Let X be a random variable with distribution $N\left(0,1\right)$
$$\therefore f_X\left(x\right) = \dfrac{1}{\sqrt{2\pi}}e^{-\left(x^2/2\right)}$$
Y be another random variable such that,
$$f_Y\left(x\right) = \dfrac{1}{\sqrt{2\pi}}e^{-\left(x - \mu\right)^2/2\sigma^2}$$
and Z is such that,
$$f_Z\left(x\right) = \dfrac{1}{\sigma \sqrt{2\pi}}e^{-\left(x - \mu\right)^2/2\sigma^2}$$
By location-scale transformation I can write Y as $\sigma X + \mu$.
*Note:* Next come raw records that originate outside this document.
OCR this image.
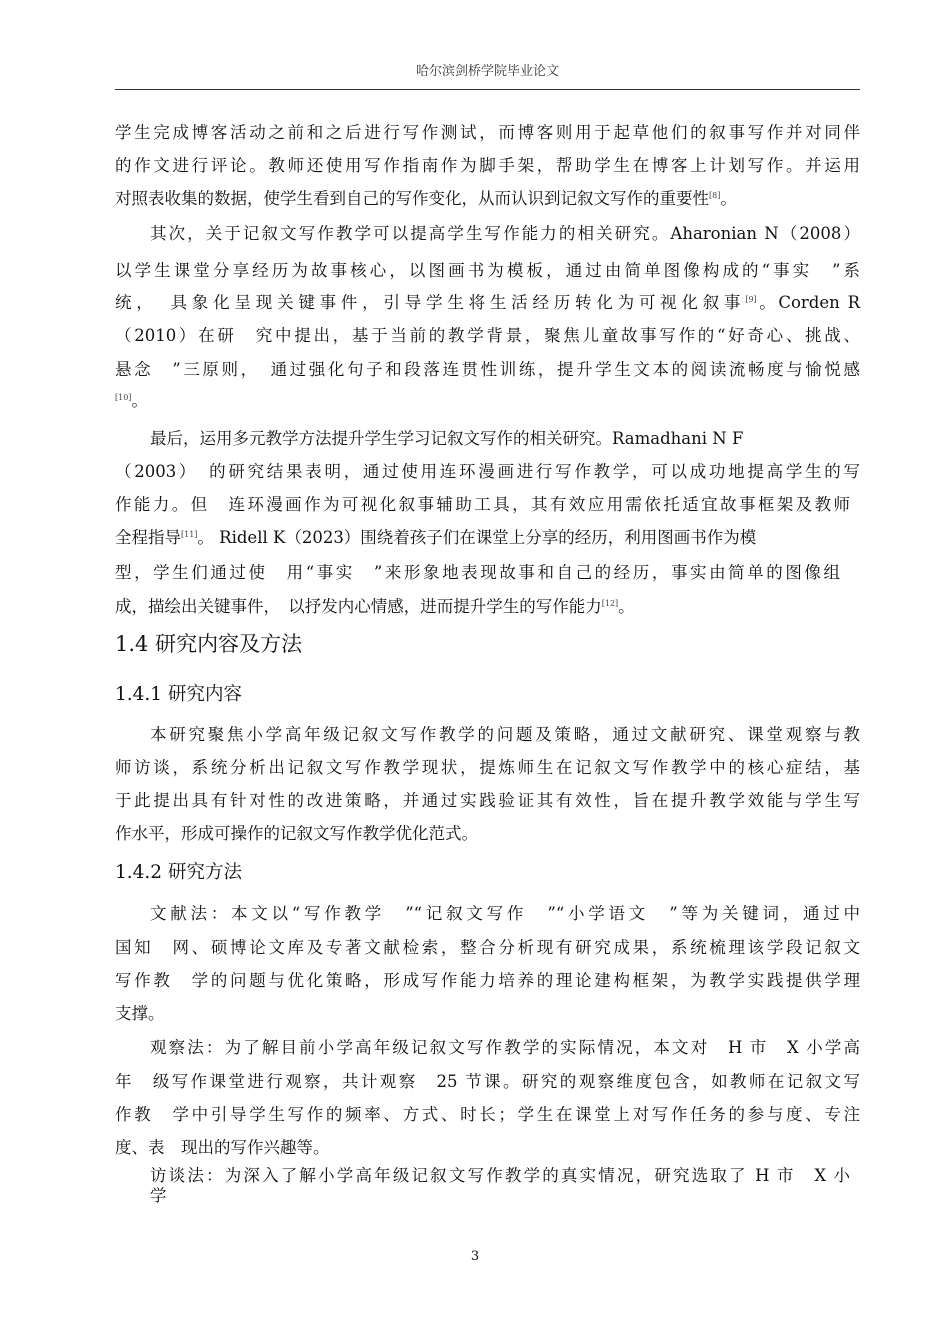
哈尔滨剑桥学院毕业论文
学生完成博客活动之前和之后进行写作测试，而博客则用于起草他们的叙事写作并对同伴
的作文进行评论。教师还使用写作指南作为脚手架，帮助学生在博客上计划写作。并运用
对照表收集的数据，使学生看到自己的写作变化，从而认识到记叙文写作的重要性[8]。
其次，关于记叙文写作教学可以提高学生写作能力的相关研究。Aharonian N（2008）
以学生课堂分享经历为故事核心，以图画书为模板，通过由简单图像构成的“事实　”系
统，　具象化呈现关键事件，引导学生将生活经历转化为可视化叙事[9]。Corden R
（2010）在研　究中提出，基于当前的教学背景，聚焦儿童故事写作的“好奇心、挑战、
悬念　”三原则，　通过强化句子和段落连贯性训练，提升学生文本的阅读流畅度与愉悦感
[10]。
最后，运用多元教学方法提升学生学习记叙文写作的相关研究。Ramadhani N F
（2003）　的研究结果表明，通过使用连环漫画进行写作教学，可以成功地提高学生的写
作能力。但　连环漫画作为可视化叙事辅助工具，其有效应用需依托适宜故事框架及教师
全程指导[11]。 Ridell K（2023）围绕着孩子们在课堂上分享的经历，利用图画书作为模
型，学生们通过使　用“事实　”来形象地表现故事和自己的经历，事实由简单的图像组
成，描绘出关键事件，　以抒发内心情感，进而提升学生的写作能力[12]。
1.4 研究内容及方法
1.4.1 研究内容
本研究聚焦小学高年级记叙文写作教学的问题及策略，通过文献研究、课堂观察与教
师访谈，系统分析出记叙文写作教学现状，提炼师生在记叙文写作教学中的核心症结，基
于此提出具有针对性的改进策略，并通过实践验证其有效性，旨在提升教学效能与学生写
作水平，形成可操作的记叙文写作教学优化范式。
1.4.2 研究方法
文献法：本文以“写作教学　”“记叙文写作　”“小学语文　”等为关键词，通过中
国知　网、硕博论文库及专著文献检索，整合分析现有研究成果，系统梳理该学段记叙文
写作教　学的问题与优化策略，形成写作能力培养的理论建构框架，为教学实践提供学理
支撑。
观察法：为了解目前小学高年级记叙文写作教学的实际情况，本文对　H 市　X 小学高
年　级写作课堂进行观察，共计观察　25 节课。研究的观察维度包含，如教师在记叙文写
作教　学中引导学生写作的频率、方式、时长；学生在课堂上对写作任务的参与度、专注
度、表　现出的写作兴趣等。
访谈法：为深入了解小学高年级记叙文写作教学的真实情况，研究选取了 H 市　X 小
学
3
Simple calculations yield,
$$EX = 0$$ thus, $$EY = E\left(\sigma X + \mu\right) = \mu$$
and,
$$EZ = \dfrac{EY}{\sigma} = \dfrac{\mu}{\sigma} $$
But $EZ$ should be equal to $\mu$. Where am I going wrong?
There is no such random variable $Y$ since $f_Y$ is not a density function. What is true is $Z$ has same distribution as $\mu +\sigma X$ and $EZ=\mu+\sigma EX=\mu+0=\mu$.